More Albert Cossery fiction

Nothing much happens in The House of Certain Death, first published in French in 1950as La maison de la mort certaine) by Egyptian-born French writer Albert Cossery (1913-2008). Surprisingly (or willfully!) it ends with a rabble-will-rise invocation by the tenement tenants of venal landlord Si Khalil. It is especially surprising in that before that they could not agree about anything, constantly quarreling and often cursing each other while, with good cause, fearing the building will collapse. Before the solidarity imagined for the end, the best those living there hoped was: “The house will fall on our heads, but there are a lot of us. We shan’t all be killed. Some will survive and know how to avenge the others” (Abdel Al’s articulation of their fatalism)

Cossery mentioned reading Gorky in prison, but Gorky (along with French “naturalism”) also seems to have influenced Cossery. Or at least I don’t see the form as much influenced by indigenous Arab models… This might be because of my ignorance, but I don’t think it is.
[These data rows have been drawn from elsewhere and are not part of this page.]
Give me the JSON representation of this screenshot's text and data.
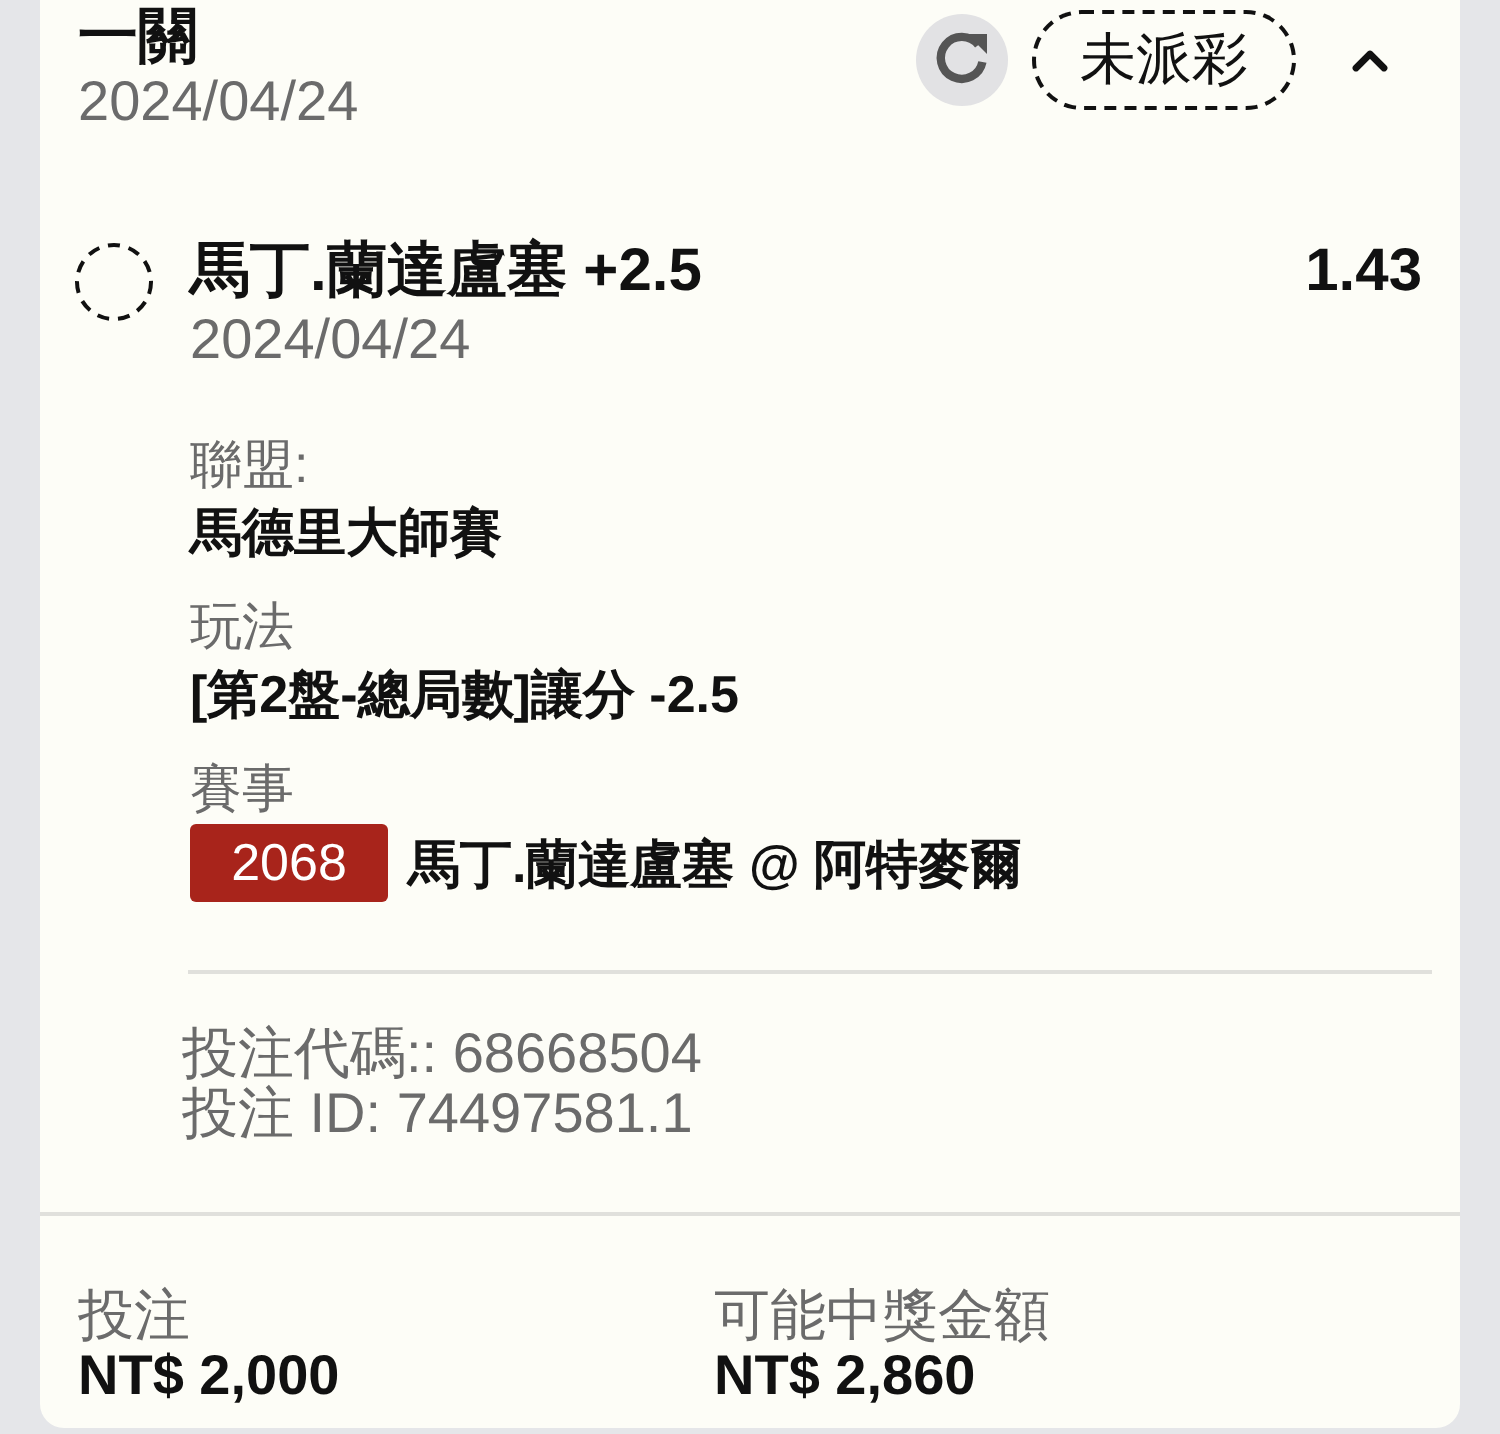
{
  "bet": {
    "title": "一關",
    "date": "2024/04/24",
    "status": "未派彩",
    "expanded": true
  },
  "selection": {
    "name": "馬丁.蘭達盧塞 +2.5",
    "odds": "1.43",
    "date": "2024/04/24"
  },
  "details": [
    {
      "kind": "text",
      "label": "聯盟:",
      "value": "馬德里大師賽"
    },
    {
      "kind": "text",
      "label": "玩法",
      "value": "[第2盤-總局數]讓分 -2.5"
    },
    {
      "kind": "event",
      "label": "賽事",
      "code": "2068",
      "value": "馬丁.蘭達盧塞 @ 阿特麥爾"
    }
  ],
  "codes": [
    "投注代碼:: 68668504",
    "投注 ID: 74497581.1"
  ],
  "totals": [
    {
      "label": "投注",
      "value": "NT$ 2,000"
    },
    {
      "label": "可能中獎金額",
      "value": "NT$ 2,860"
    }
  ]
}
Cossery aimed to show “limitless ugliness of life” in an Egyptian city slum and certainly succeeded in that: there’s lots of degradation and decay on view (from back in the reign of King Farouk).

My favorite Cossery fiction available in English is his third novel, The Lazy Ones, (first published in French in 1948 as Les fainéants dans la vallée fertile) in which Serag mystifies everyone by seeking to break loose from his eternally sleeping family and fantasizing about work. Outside his family everyone he encounters wonders why he would want to work if he didn’t have to. Inside the family, repose is valued more highly than sex. The servant Hoda, whom Serag’s brothers lust after, wants Serag, who is not interested, regarding sex as a drain of his limited energy that should be devoted to leaving the house of sleepers and finding work

There is also Mimi, a painter who thinks artists must be pederasts and who longs for his former classmate of Serag’s older brother Rafik (who in turn misses the prostitute he almost married and is contemptous of Mimi, even suggesting that he isn’t a real invert).

And the father (Hafez) is trying to arrange a marriage despite his growing hernia (as large as a watermelon). The matchmaker telles people that he has diabetes. In her view only righ people could eat enough sweets to become diabetic, to that this is a selling point.